From a pharmaceutical standpoint, there are a number of implications of our study and other related studies involving leptin. Weight loss and keeping weight off, or weight maintenance, are very distinct processes. The drugs that are out there now act to increase your energy expenditure or decrease your energy intake to unnatural levels to make you lose weight. Because there are so many systems opposing keeping weight off, these drugs work only temporarily. There has to be a whole new class of drugs called weight-maintenance drugs, designed to keep people from regaining lost weight. I think that the pharmaceutical industry is starting to move in that direction.
So for you, drugs that help you keep weight off are more useful than drugs that help you lose weight?
The problem is that the system that regulates body weight is so strongly entrenched within us that drugs that help you lose weight only work for a limited time. Our bodies essentially work against us in obesity. It's the only disease other than drug addiction that I know of where your body resists the cure. Weight-maintenance drugs should be designed to make your body happy at a reduced weight, not to make you lose more weight.
So if I've lost a few pounds and I want to keep them off, can my doctor prescribe leptin?
No, there is a lot of work to be done before leptin, or any type of weight-maintenance medication, is ready for prime time. Our studies were investigations into the basic biology of human body-weight regulation. They provide the evidence or blueprints for approaches that might be taken to keep weight off. Leptin has not been subjected to the rigorous, long-term clinical trials that would be necessary to demonstrate that it is efficacious and safe in sustaining weight loss over long periods of time.
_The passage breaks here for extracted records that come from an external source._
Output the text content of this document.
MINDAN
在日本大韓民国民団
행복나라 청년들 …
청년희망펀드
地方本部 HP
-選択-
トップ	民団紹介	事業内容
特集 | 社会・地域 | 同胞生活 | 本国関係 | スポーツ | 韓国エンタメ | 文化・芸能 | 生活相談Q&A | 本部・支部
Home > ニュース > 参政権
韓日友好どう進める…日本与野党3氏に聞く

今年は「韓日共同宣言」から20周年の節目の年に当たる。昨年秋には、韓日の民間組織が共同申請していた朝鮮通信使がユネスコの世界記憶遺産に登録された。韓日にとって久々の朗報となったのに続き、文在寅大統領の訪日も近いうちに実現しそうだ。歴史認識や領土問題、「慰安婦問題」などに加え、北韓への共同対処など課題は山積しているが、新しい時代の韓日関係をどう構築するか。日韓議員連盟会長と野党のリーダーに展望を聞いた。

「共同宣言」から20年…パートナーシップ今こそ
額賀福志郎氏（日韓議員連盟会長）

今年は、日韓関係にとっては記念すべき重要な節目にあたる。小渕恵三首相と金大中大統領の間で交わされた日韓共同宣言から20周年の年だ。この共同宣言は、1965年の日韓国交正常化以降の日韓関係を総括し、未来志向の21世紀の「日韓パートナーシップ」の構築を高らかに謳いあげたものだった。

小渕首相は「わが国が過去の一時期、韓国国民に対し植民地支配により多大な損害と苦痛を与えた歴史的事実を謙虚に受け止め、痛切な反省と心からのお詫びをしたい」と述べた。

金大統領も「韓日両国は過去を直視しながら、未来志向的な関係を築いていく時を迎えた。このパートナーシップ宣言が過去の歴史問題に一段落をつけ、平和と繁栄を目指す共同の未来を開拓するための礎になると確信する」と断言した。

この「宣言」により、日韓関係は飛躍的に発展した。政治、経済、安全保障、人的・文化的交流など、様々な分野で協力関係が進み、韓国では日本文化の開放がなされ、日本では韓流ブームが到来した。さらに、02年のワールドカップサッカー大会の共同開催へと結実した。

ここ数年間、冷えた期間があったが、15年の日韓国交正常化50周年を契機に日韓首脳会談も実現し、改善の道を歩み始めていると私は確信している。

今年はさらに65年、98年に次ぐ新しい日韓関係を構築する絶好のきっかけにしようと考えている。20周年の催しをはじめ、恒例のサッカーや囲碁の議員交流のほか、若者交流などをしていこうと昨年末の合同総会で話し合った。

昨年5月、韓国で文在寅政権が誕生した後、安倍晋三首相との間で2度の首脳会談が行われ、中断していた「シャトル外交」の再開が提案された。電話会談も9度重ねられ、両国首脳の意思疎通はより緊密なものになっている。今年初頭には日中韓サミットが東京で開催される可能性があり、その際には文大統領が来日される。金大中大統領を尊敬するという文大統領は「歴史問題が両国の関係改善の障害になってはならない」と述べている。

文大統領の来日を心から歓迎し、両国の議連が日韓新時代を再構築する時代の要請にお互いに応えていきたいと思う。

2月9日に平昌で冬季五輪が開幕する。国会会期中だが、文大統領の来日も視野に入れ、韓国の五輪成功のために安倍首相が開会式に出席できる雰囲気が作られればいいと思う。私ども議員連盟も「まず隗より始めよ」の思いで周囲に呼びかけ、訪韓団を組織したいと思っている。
There are a number of over-the-counter products, like leptislim or leptinal, with names that sound like they include leptin. In fact, they do not include leptin. Leptin is a protein like insulin and will not be effective if taken orally.
What's the next step in your research?
Well, the kind of work that we're doing now is to look at the molecular mechanisms that underlie the body-weight regulatory system. We'll look at the effects of leptin on skeletal muscle, and how it exerts influence over so many systems in our bodies related to weight. The results of these studies will have important implications for the type of exercise that might be recommended to keep weight off and the directions in which the pharmaceutical industry will go to develop weight-maintenance medications.